No es un manual de crecimiento. No te voy a decir qué red social usar ni cómo hacer un funnel. Lo que quiero hacer es algo más parecido a lo que haría un socio si se sentara contigo a revisar el negocio desde cero: hacerte las preguntas correctas para ayudarte a identificar en qué bloqueo estás hoy, y qué decisiones tiene sentido tomar desde ahí.

Los bloqueos que veo aparecer con más frecuencia, muchas veces en esta secuencia, son cinco:

  1. No vendés. Todavía no encontraste el mercado, la propuesta o el canal que funciona.
  2. Vendés, pero no ganás. Hay movimiento, hay clientes, hay facturación. Pero al final del mes no queda nada.
  3. Ganás, pero no hay caja. La utilidad existe en el papel, pero el dinero nunca aparece cuando lo necesitás.
  4. Hay caja, pero no crecés. El negocio funciona. Hay rentabilidad, hay orden. Pero hace tiempo que está quieto.
  5. Crecés, pero todo se desordena. Las ventas suben y el caos también. Y a veces ese desorden destruye más que la falta de ventas.

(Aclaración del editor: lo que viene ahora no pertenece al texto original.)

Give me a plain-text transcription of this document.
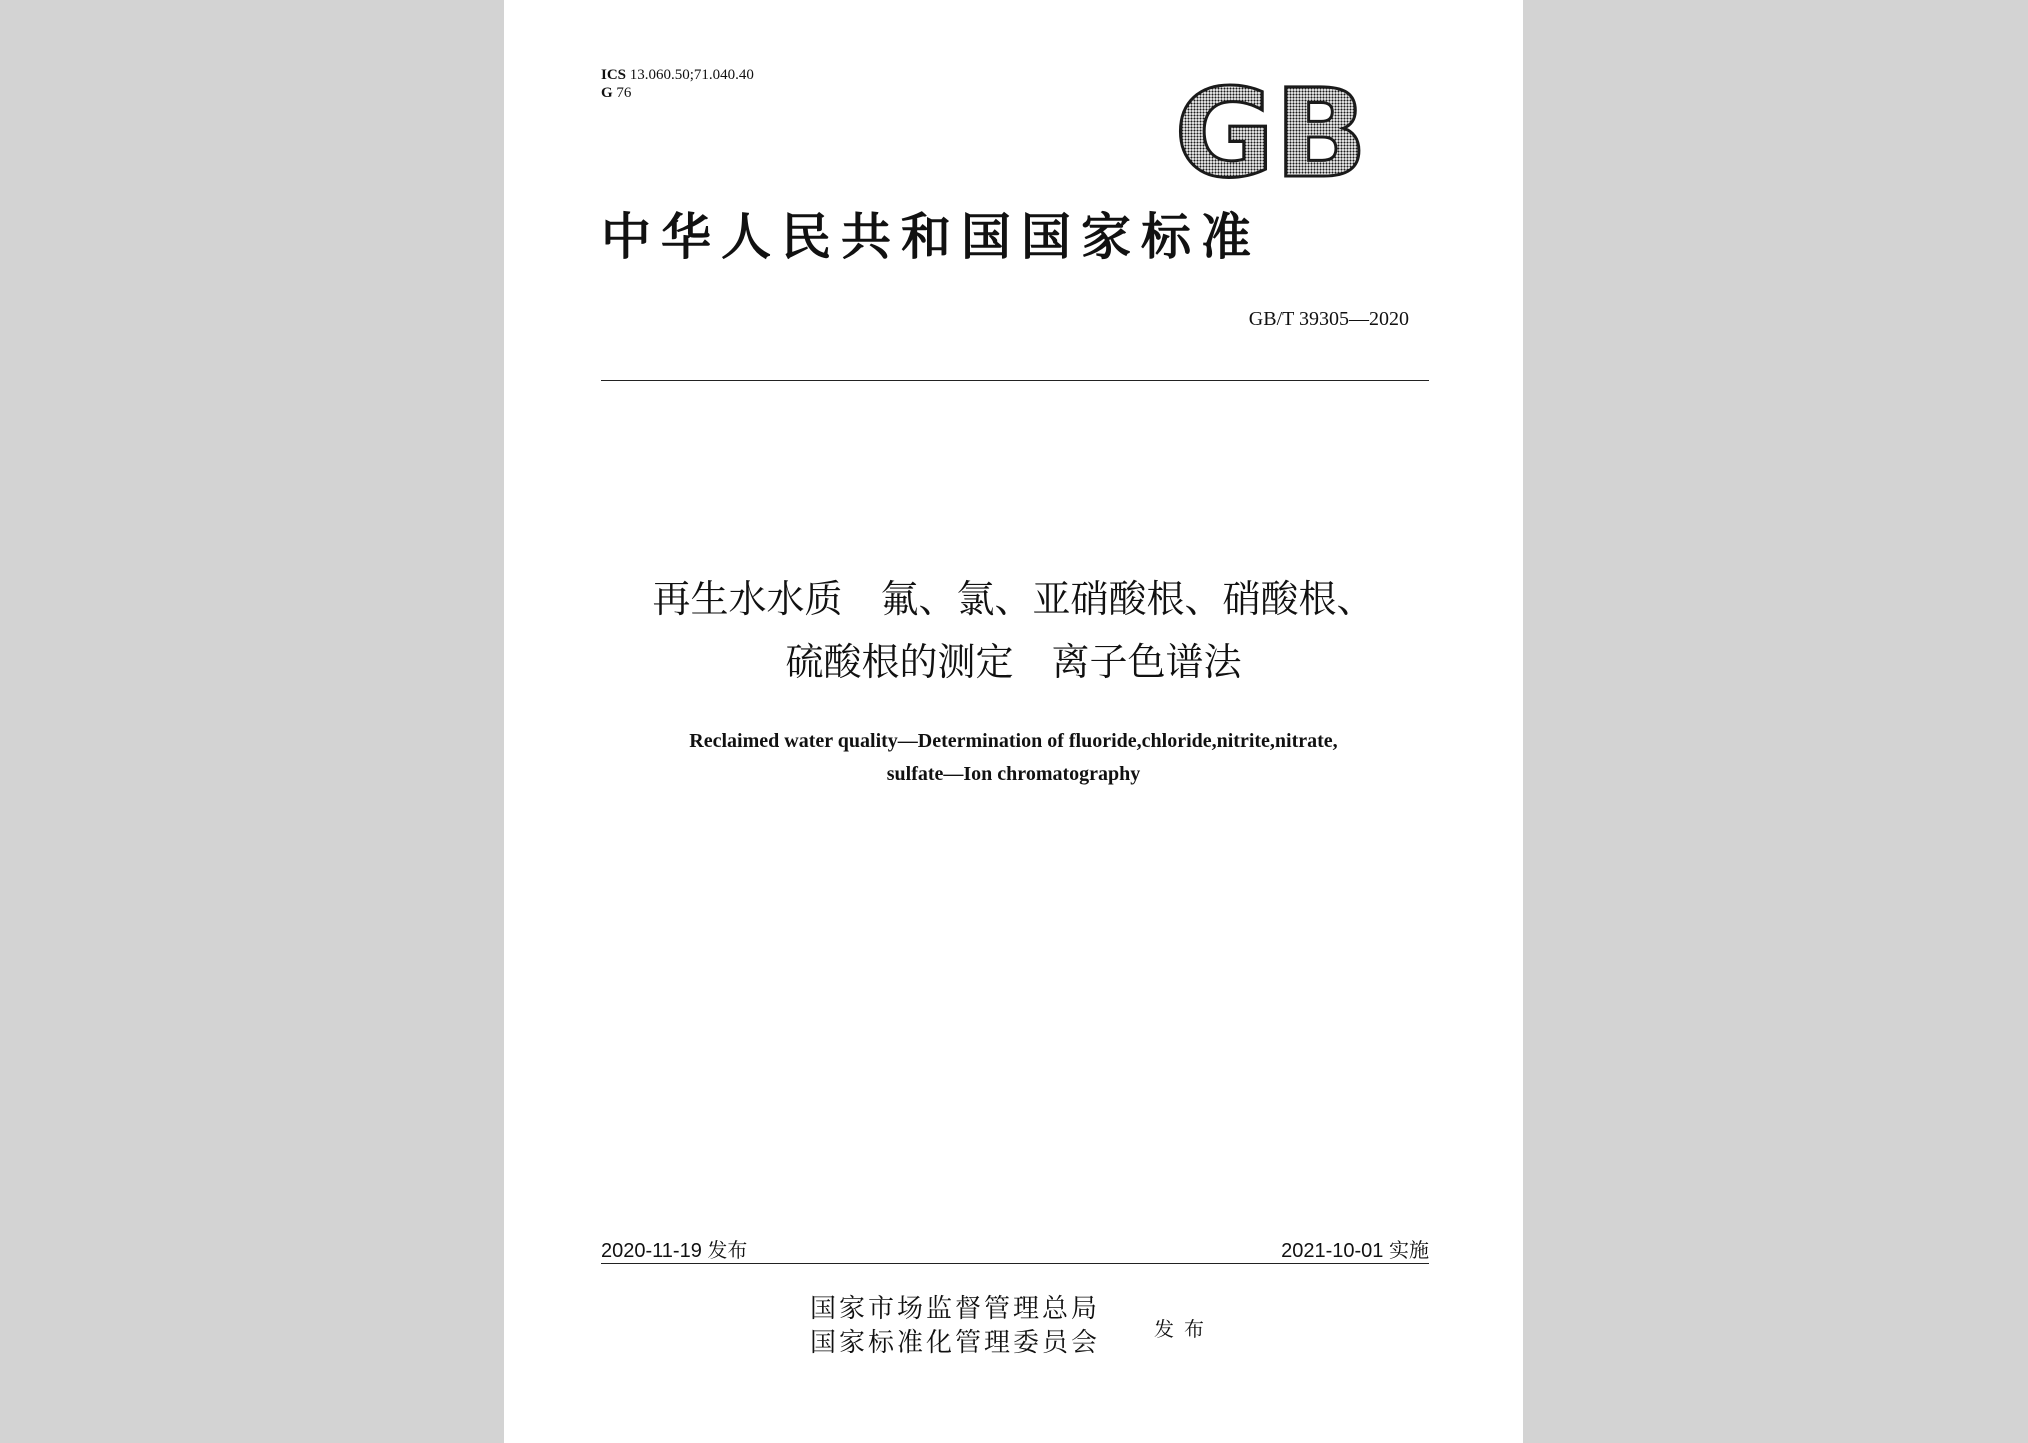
ICS 13.060.50;71.040.40
G 76	GB
中华人民共和国国家标准
GB/T 39305—2020
再生水水质　氟、氯、亚硝酸根、硝酸根、
硫酸根的测定　离子色谱法
Reclaimed water quality—Determination of fluoride,chloride,nitrite,nitrate,
sulfate—Ion chromatography
2020-11-19 发布	2021-10-01 实施
国家市场监督管理总局
国家标准化管理委员会	发布
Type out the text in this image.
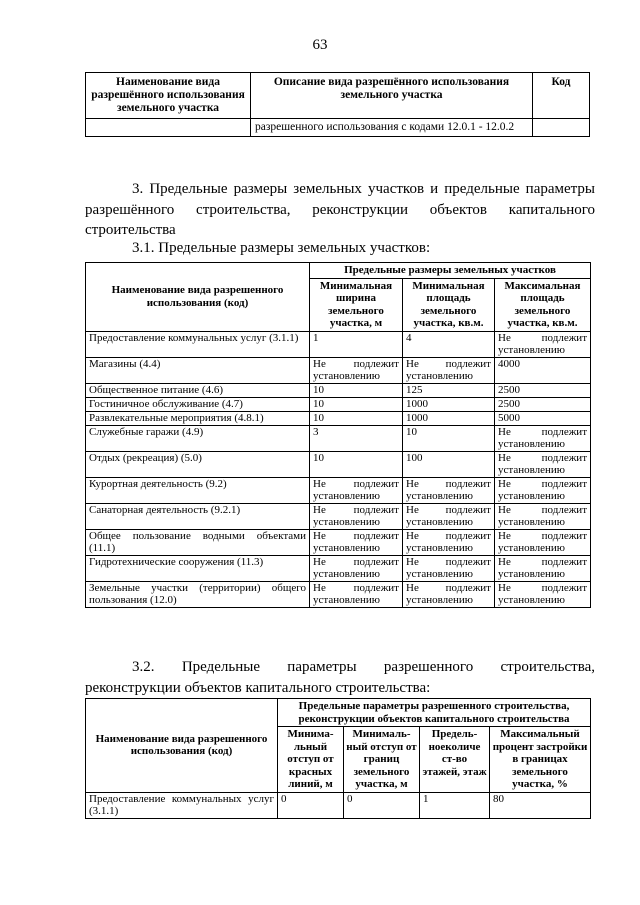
63
Наименование вида разрешённого использования земельного участка	Описание вида разрешённого использования земельного участка	Код
	разрешенного использования с кодами 12.0.1 - 12.0.2	
3. Предельные размеры земельных участков и предельные параметры
разрешённого строительства, реконструкции объектов капитального
строительства
3.1. Предельные размеры земельных участков:
Наименование вида разрешенного использования (код)	Предельные размеры земельных участков		
	Минимальная ширина земельного участка, м	Минимальная площадь земельного участка, кв.м.	Максимальная площадь земельного участка, кв.м.
Предоставление коммунальных услуг (3.1.1)	1	4	Не подлежит установлению
Магазины (4.4)	Не подлежит установлению	Не подлежит установлению	4000
Общественное питание (4.6)	10	125	2500
Гостиничное обслуживание (4.7)	10	1000	2500
Развлекательные мероприятия (4.8.1)	10	1000	5000
Служебные гаражи (4.9)	3	10	Не подлежит установлению
Отдых (рекреация) (5.0)	10	100	Не подлежит установлению
Курортная деятельность (9.2)	Не подлежит установлению	Не подлежит установлению	Не подлежит установлению
Санаторная деятельность (9.2.1)	Не подлежит установлению	Не подлежит установлению	Не подлежит установлению
Общее пользование водными объектами (11.1)	Не подлежит установлению	Не подлежит установлению	Не подлежит установлению
Гидротехнические сооружения (11.3)	Не подлежит установлению	Не подлежит установлению	Не подлежит установлению
Земельные участки (территории) общего пользования (12.0)	Не подлежит установлению	Не подлежит установлению	Не подлежит установлению
3.2. Предельные параметры разрешенного строительства,
реконструкции объектов капитального строительства:
Наименование вида разрешенного использования (код)	Предельные параметры разрешенного строительства, реконструкции объектов капитального строительства			
	Минима-льный отступ от красных линий, м	Минималь-ный отступ от границ земельного участка, м	Предель-ноеколиче ст-во этажей, этаж	Максимальный процент застройки в границах земельного участка, %
Предоставление коммунальных услуг (3.1.1)	0	0	1	80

Cada pieza de esta serie va a tratar uno solo de estos bloqueos en profundidad: qué lo causa, cómo reconocer si estás ahí, y qué tipo de decisiones tienen sentido en esa etapa.

No importa en qué punto estés hoy. Lo importante es identificarlo con claridad, porque cada bloqueo tiene su propia lógica y sus propias soluciones. Y lo que funciona en uno, en otro puede empeorar las cosas.

El error no es estar bloqueado, es no saber en qué bloqueo estás.

Y si la serie te parece útil, guardala. Está pensada para volver a ella cada vez que sientas que algo no está funcionando como debería.

¿En cuál de estos cinco te reconocés hoy?